Definitions of machine learning algorithms present in Apache Mahout.

Apache Mahout is a machine learning library built for scalability. Its core algorithms for clustering, classfication and batch based collaborative filtering are implemented on top of Apache Hadoop using the map/reduce paradigm.

It contains various algorithms which we are defining below. Each of them may define multiple implementations. A mojority but not all of the implementations are distributed.


Classification is the problem of identifying to which of a set of categories (sub-populations) a new observation belongs, on the basis of a training set of data containing observations (or instances) whose category membership is known.

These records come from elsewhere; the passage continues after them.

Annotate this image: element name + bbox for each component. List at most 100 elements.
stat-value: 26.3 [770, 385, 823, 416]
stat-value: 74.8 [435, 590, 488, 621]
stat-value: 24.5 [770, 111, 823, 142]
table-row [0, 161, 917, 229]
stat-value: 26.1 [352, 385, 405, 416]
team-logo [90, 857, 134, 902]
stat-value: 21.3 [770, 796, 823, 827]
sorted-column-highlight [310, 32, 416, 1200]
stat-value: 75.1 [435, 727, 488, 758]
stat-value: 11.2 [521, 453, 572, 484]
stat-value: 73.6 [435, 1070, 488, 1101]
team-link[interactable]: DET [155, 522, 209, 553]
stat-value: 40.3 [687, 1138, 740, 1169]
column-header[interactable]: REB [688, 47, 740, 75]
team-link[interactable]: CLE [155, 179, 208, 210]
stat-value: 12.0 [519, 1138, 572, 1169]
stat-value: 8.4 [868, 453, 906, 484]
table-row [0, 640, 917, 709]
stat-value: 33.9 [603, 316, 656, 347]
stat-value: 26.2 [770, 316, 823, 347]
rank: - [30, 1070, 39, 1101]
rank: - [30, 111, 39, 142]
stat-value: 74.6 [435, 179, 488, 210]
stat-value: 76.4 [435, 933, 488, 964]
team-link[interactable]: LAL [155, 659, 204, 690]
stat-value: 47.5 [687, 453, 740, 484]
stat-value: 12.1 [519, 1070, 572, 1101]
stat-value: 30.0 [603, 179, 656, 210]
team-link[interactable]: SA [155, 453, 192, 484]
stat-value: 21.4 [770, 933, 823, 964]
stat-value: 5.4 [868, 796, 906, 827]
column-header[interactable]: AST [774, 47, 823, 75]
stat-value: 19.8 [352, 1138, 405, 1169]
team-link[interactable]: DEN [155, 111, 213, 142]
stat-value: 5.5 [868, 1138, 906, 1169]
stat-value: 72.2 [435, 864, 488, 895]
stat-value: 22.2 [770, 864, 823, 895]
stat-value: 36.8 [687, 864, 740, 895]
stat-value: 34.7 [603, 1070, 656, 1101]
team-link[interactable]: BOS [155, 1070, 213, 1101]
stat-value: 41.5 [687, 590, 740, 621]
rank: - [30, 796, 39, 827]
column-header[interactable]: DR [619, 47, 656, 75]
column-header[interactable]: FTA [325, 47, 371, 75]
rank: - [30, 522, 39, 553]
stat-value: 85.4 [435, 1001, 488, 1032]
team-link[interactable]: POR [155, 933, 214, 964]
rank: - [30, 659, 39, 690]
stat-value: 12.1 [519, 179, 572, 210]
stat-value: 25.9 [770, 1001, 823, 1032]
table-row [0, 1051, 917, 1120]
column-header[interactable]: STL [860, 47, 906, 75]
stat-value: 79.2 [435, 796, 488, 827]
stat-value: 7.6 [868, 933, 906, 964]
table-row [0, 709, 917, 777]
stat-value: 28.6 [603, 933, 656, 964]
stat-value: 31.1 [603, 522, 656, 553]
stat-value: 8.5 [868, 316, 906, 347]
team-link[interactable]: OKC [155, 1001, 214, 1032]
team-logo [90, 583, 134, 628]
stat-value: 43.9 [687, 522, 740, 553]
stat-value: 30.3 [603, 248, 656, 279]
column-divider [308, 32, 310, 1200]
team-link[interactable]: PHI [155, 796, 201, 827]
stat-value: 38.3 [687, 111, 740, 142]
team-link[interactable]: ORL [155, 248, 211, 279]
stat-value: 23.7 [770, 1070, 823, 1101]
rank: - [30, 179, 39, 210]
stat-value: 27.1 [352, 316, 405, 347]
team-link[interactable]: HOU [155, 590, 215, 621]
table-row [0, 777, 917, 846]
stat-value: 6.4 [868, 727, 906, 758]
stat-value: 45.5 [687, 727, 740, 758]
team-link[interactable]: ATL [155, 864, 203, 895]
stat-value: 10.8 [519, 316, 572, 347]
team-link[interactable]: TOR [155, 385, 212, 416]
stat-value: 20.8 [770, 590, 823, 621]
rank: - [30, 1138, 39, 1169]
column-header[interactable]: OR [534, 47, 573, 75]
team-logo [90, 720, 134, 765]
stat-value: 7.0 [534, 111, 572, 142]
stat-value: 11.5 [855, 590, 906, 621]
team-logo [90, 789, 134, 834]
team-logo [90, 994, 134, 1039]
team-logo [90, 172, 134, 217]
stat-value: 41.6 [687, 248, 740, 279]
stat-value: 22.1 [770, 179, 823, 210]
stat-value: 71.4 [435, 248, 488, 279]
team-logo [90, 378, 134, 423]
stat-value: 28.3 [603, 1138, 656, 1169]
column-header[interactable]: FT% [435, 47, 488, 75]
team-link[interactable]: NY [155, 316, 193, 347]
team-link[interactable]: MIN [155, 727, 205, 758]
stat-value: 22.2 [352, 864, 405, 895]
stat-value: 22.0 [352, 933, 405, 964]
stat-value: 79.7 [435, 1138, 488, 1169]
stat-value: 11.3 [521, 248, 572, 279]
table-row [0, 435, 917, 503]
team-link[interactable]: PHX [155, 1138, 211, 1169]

Clustering is the task of grouping a set of objects in such a way that objects in the same group (called cluster) are more similar (in some sense or another) to each other than to those in other groups (clusters).

Pattern mining

Pattern mining is a data mining method that involves finding existing patterns in data. In this context patterns often means association rules.

Regression analysis

Regression analysis is a statistical technique for estimating the relationships among variables. It includes many techniques for modeling and analyzing several variables, when the focus is on the relationship between a dependent variable and one or more independent variables.

Dimension reduction

Dimension reduction is the process of reducing the number of random variables under consideration and can be divided into feature selection and feature extraction.

Evolutionary algorithm

Evolutionary algorithm uses mechanisms inspired by biological evolution, such as reproduction, mutation, recombination, and selection. Candidate solutions to the optimization problem play the role of individuals in a population, and the fitness function determines the environment within which the solutions “live”

Recommenders / Collaborative filtering

Collaborative filtering is the process of filtering for information or patterns using techniques involving collaboration among multiple agents, viewpoints, data sources, etc.

Vector Similarity

Vector Similarity allows one to compare one or more vectors with another set of vectors.


Collocation defines a sequence of words or terms that co-occur more often than would be expected by chance.